The right thing to do when you approach somebody to borrow money is to be upfront with your financial health so that the private lender can make a smart decision.

However, I was desperate and sent out that first email.

Then I realized that it was wrong to hide the fact that I’m really facing foreclosure, so then I send another email to make sure everybody understands my situation.

So again, I apologize for not being upfront. I’m learning a big lesson through all this stuff.

Keep in mind that being a private lender on RE deals is NOT a scam. Its actually a great way to get a nice return.

Just make sure you know the strength of the borrower and make sure you get your money secured by real estate with some equity in it.

Casey Serin

To add to that…

I was following the directions given to us at one of the seminars on how to find private lenders for your real estate deals. My goal was to borrow small amounts of money, say $5-10K, and use it to catchup my payment, sell my properties and pay the private lender back a generous 24% annualized return.

I was going to use the equity in the properties as collateral for the loans. Additionally I wanted to use the money to do more deals to get my real estate business back in shape.

What I did wrong was, fail to mention that my real estate business was actually in trouble and I’m facing foreclosure on all these properties. My intention was tell this to the potential private lender in person before taking any money. Then if they still wanted to lend it, they would do it knowing all the risks involved. But I should have disclosed that in the email.

That’s how I borrowed the $3,000 from a friend recently. I told him about my situation and he was still willing to lend it to me. I promised a flat 10% interest whenever I return the money (no collateral on this one). I already gave him back $1,000 plus $100 interest. I still owe him $2,200. Since, the Dallas house is not going to net me any money like I was planning on, I will have to find another way to pay it back.

Anyway… So I realized my mistake on that private lender solicitation mailing and I sent out another email shortly after – apologizing and telling everybody the truth about the health of my business and that I am facing foreclosure.

I was acting out of desperation and should have thought it through a little more.

I apologize again to anybody who is on my personal mailing list and received that original message. Sorry for misleading you.

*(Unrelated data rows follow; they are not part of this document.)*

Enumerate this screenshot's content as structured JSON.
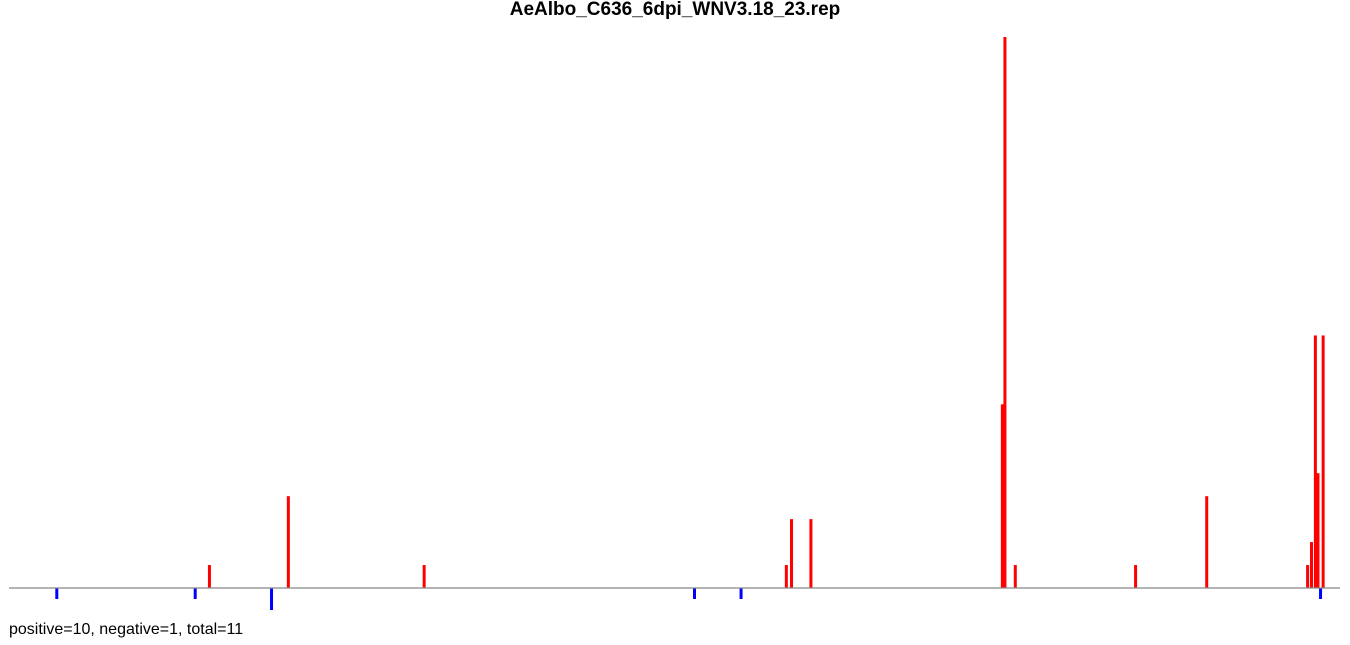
{
  "chart_data": {
    "type": "bar",
    "title": "AeAlbo_C636_6dpi_WNV3.18_23.rep",
    "summary_label": "positive=10, negative=1, total=11",
    "xlim": [
      0,
      1000
    ],
    "ylim_positive": [
      0,
      24
    ],
    "ylim_negative": [
      0,
      2
    ],
    "grid": false,
    "legend": "none",
    "colors": {
      "positive": "#ff0000",
      "negative": "#0000ff",
      "baseline": "#888888"
    },
    "series": [
      {
        "sign": "positive",
        "color": "#ff0000",
        "x": [
          148,
          209,
          314,
          594,
          598,
          613,
          761,
          763,
          771,
          864,
          919,
          997,
          1000,
          1003,
          1005,
          1009
        ],
        "values": [
          1,
          4,
          1,
          1,
          3,
          3,
          8,
          24,
          1,
          1,
          4,
          1,
          2,
          11,
          5,
          11
        ]
      },
      {
        "sign": "negative",
        "color": "#0000ff",
        "x": [
          30,
          137,
          196,
          523,
          559,
          1007
        ],
        "values": [
          1,
          1,
          2,
          1,
          1,
          1
        ]
      }
    ]
  }
}
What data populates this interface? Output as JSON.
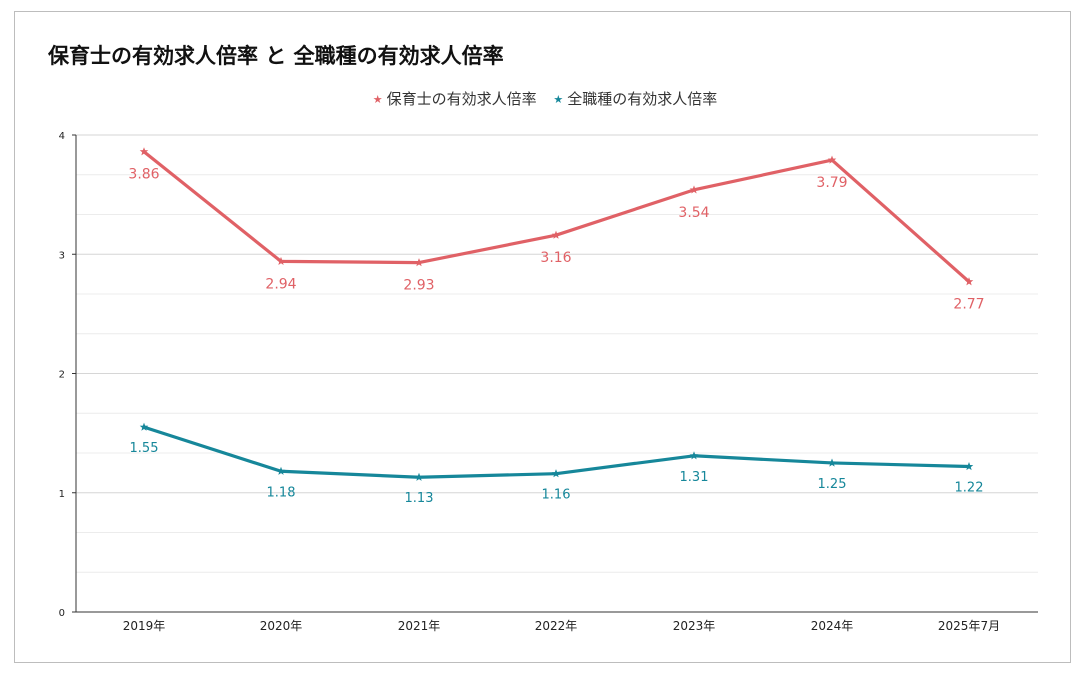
{
  "chart_data": {
    "type": "line",
    "title": "保育士の有効求人倍率 と 全職種の有効求人倍率",
    "categories": [
      "2019年",
      "2020年",
      "2021年",
      "2022年",
      "2023年",
      "2024年",
      "2025年7月"
    ],
    "ylim": [
      0,
      4
    ],
    "yticks": [
      "0",
      "1",
      "2",
      "3",
      "4"
    ],
    "grid": true,
    "legend_position": "top-center",
    "series": [
      {
        "name": "保育士の有効求人倍率",
        "color": "#e06166",
        "marker": "star",
        "values": [
          3.86,
          2.94,
          2.93,
          3.16,
          3.54,
          3.79,
          2.77
        ],
        "labels": [
          "3.86",
          "2.94",
          "2.93",
          "3.16",
          "3.54",
          "3.79",
          "2.77"
        ]
      },
      {
        "name": "全職種の有効求人倍率",
        "color": "#16879a",
        "marker": "star",
        "values": [
          1.55,
          1.18,
          1.13,
          1.16,
          1.31,
          1.25,
          1.22
        ],
        "labels": [
          "1.55",
          "1.18",
          "1.13",
          "1.16",
          "1.31",
          "1.25",
          "1.22"
        ]
      }
    ]
  }
}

Also I apologize to my high school friend Ramit for including him in the mass mailing. I haven’t talked to him since 2000 – back when we graduated. No wonder he thought this was a scam – he received it out-of-the-blue. I found him one day online and added his new email address to my address book for future follow up. But then this whole mess happened and I mass mailed everybody in my address book including Ramit.

By the way.. out of about a thousand people who received the email I only got one person somewhat interested. I’m surprised more people are not willing to put their money to work at 24%. Maybe because people don’t understand they can be private lenders on real estate. Or they don’t trust me anymore. I don’t blame them. It’s going to take me a long time to win people’s trust back. That’s the consequences to my rash behaviour.